It was my last day of vacation slash Jewish holidays before going back to work, and I had a bare minimum bar of moved-in-ness that I wanted to reach before I had to put on my Upper West Side work clothes vs. my moving into a new apartment work clothes. I also wanted to christen the kitchen (greens gratin, enchilada casserole, mixed berry right side up cake) and I also wanted to break down the cardboard boxes that were cluttering the living room. It was the first day in many that I wasn't lifting a ton of heavy boxes, and I think I felt more weary for having slowed down than for keeping going.

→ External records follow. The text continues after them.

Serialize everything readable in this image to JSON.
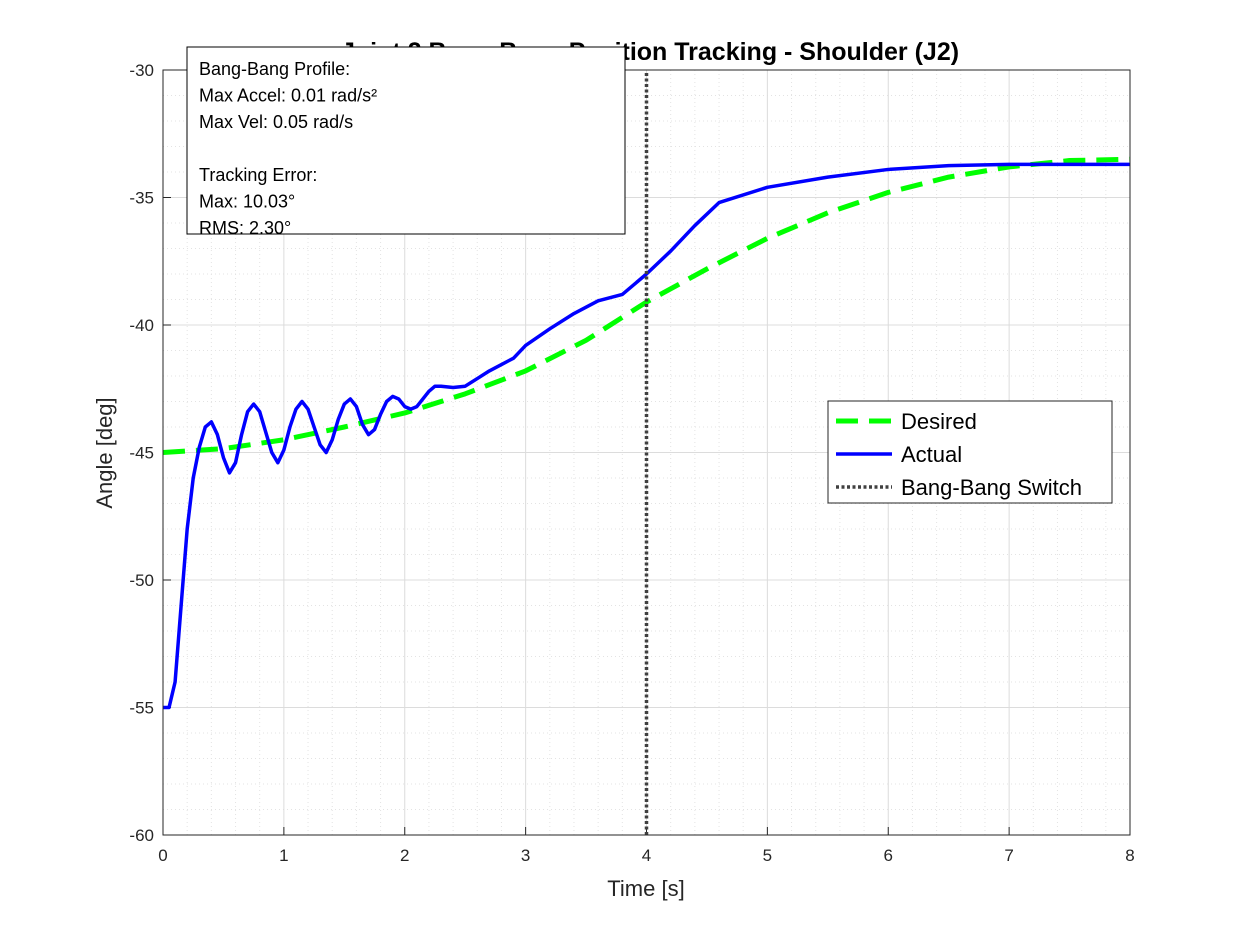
{
  "chart_data": {
    "type": "line",
    "title": "Joint 2 Bang-Bang Position Tracking - Shoulder (J2)",
    "xlabel": "Time [s]",
    "ylabel": "Angle [deg]",
    "xlim": [
      0,
      8
    ],
    "ylim": [
      -60,
      -30
    ],
    "xticks": [
      0,
      1,
      2,
      3,
      4,
      5,
      6,
      7,
      8
    ],
    "yticks": [
      -60,
      -55,
      -50,
      -45,
      -40,
      -35,
      -30
    ],
    "grid": true,
    "minor_grid": true,
    "legend_position": "right",
    "series": [
      {
        "name": "Desired",
        "color": "#00ff00",
        "style": "dashed",
        "x": [
          0,
          0.5,
          1,
          1.5,
          2,
          2.5,
          3,
          3.5,
          4,
          4.5,
          5,
          5.5,
          6,
          6.5,
          7,
          7.5,
          8
        ],
        "y": [
          -45.0,
          -44.85,
          -44.5,
          -44.0,
          -43.45,
          -42.7,
          -41.8,
          -40.6,
          -39.1,
          -37.8,
          -36.6,
          -35.6,
          -34.8,
          -34.2,
          -33.8,
          -33.55,
          -33.5
        ]
      },
      {
        "name": "Actual",
        "color": "#0000ff",
        "style": "solid",
        "x": [
          0,
          0.05,
          0.1,
          0.15,
          0.2,
          0.25,
          0.3,
          0.35,
          0.4,
          0.45,
          0.5,
          0.55,
          0.6,
          0.65,
          0.7,
          0.75,
          0.8,
          0.85,
          0.9,
          0.95,
          1.0,
          1.05,
          1.1,
          1.15,
          1.2,
          1.25,
          1.3,
          1.35,
          1.4,
          1.45,
          1.5,
          1.55,
          1.6,
          1.65,
          1.7,
          1.75,
          1.8,
          1.85,
          1.9,
          1.95,
          2.0,
          2.05,
          2.1,
          2.15,
          2.2,
          2.25,
          2.3,
          2.4,
          2.5,
          2.6,
          2.7,
          2.8,
          2.9,
          3.0,
          3.2,
          3.4,
          3.6,
          3.8,
          4.0,
          4.2,
          4.4,
          4.6,
          5.0,
          5.5,
          6.0,
          6.5,
          7.0,
          7.5,
          8.0
        ],
        "y": [
          -55.0,
          -55.0,
          -54.0,
          -51.0,
          -48.0,
          -46.0,
          -44.8,
          -44.0,
          -43.8,
          -44.3,
          -45.2,
          -45.8,
          -45.4,
          -44.3,
          -43.4,
          -43.1,
          -43.4,
          -44.2,
          -45.0,
          -45.4,
          -44.9,
          -44.0,
          -43.3,
          -43.0,
          -43.3,
          -44.0,
          -44.7,
          -45.0,
          -44.5,
          -43.7,
          -43.1,
          -42.9,
          -43.2,
          -43.9,
          -44.3,
          -44.1,
          -43.5,
          -43.0,
          -42.8,
          -42.9,
          -43.2,
          -43.3,
          -43.2,
          -42.9,
          -42.6,
          -42.4,
          -42.4,
          -42.45,
          -42.4,
          -42.1,
          -41.8,
          -41.55,
          -41.3,
          -40.8,
          -40.15,
          -39.55,
          -39.05,
          -38.8,
          -38.0,
          -37.1,
          -36.1,
          -35.2,
          -34.6,
          -34.2,
          -33.9,
          -33.75,
          -33.7,
          -33.7,
          -33.7
        ]
      },
      {
        "name": "Bang-Bang Switch",
        "color": "#404040",
        "style": "dotted",
        "x": [
          4,
          4
        ],
        "y": [
          -60,
          -30
        ]
      }
    ],
    "annotation": {
      "lines": [
        "Bang-Bang Profile:",
        "Max Accel: 0.01 rad/s²",
        "Max Vel: 0.05 rad/s",
        "",
        "Tracking Error:",
        "Max: 10.03°",
        "RMS: 2.30°"
      ]
    }
  }
}
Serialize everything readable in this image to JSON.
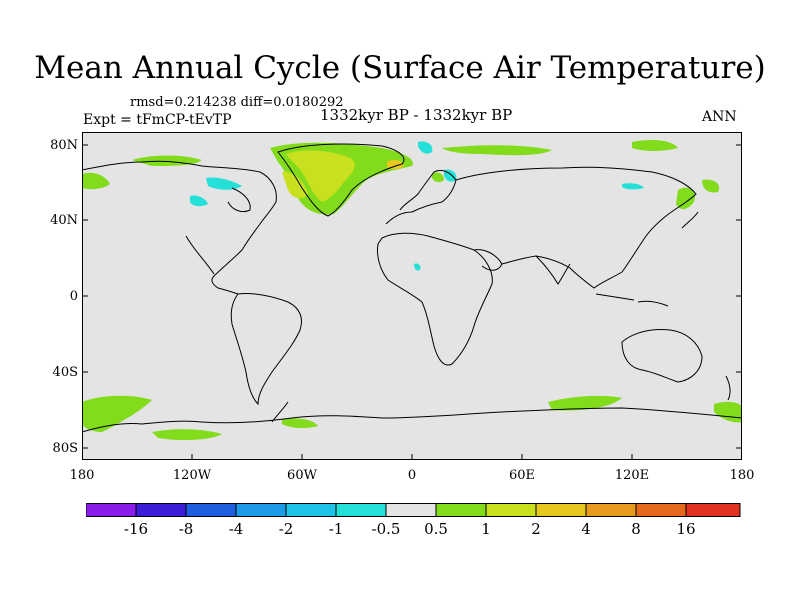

I unpacked a box that I had labeled Ancestral Radio -- intrigued, but unsure what I meant 2 years ago when I wrote that. Turns out it was my mom's Sony boom box radio/CD player that used to play in the background in her big open kitchen/living room. I plugged it in, turned it on, and it was already tuned to WNYC. I can't remember where I used it (I've stayed in 5 places in the two years since leaving Hoboken) but clearly I have already tuned in to local public radio. I left it on all day. BBC World Service, Brian Lehrer Show, Leonard Lopate, Fresh Air, The Takeaway, All Things Considered. I wasn't always in the same room with these shows, because I was working all over the house, but when I would dip in and join them, it brought me an incredible sense of home-being. I LOVE radio. With the exception of Jonathan Schwartz, I even love bad radio. Radio feels like company like TV can't. Radio can draw you completely in or can float to the background. Radio can be private or shared. Radio was all mine, all day.
(Hard to believe I've lived for so long without something I love so much.)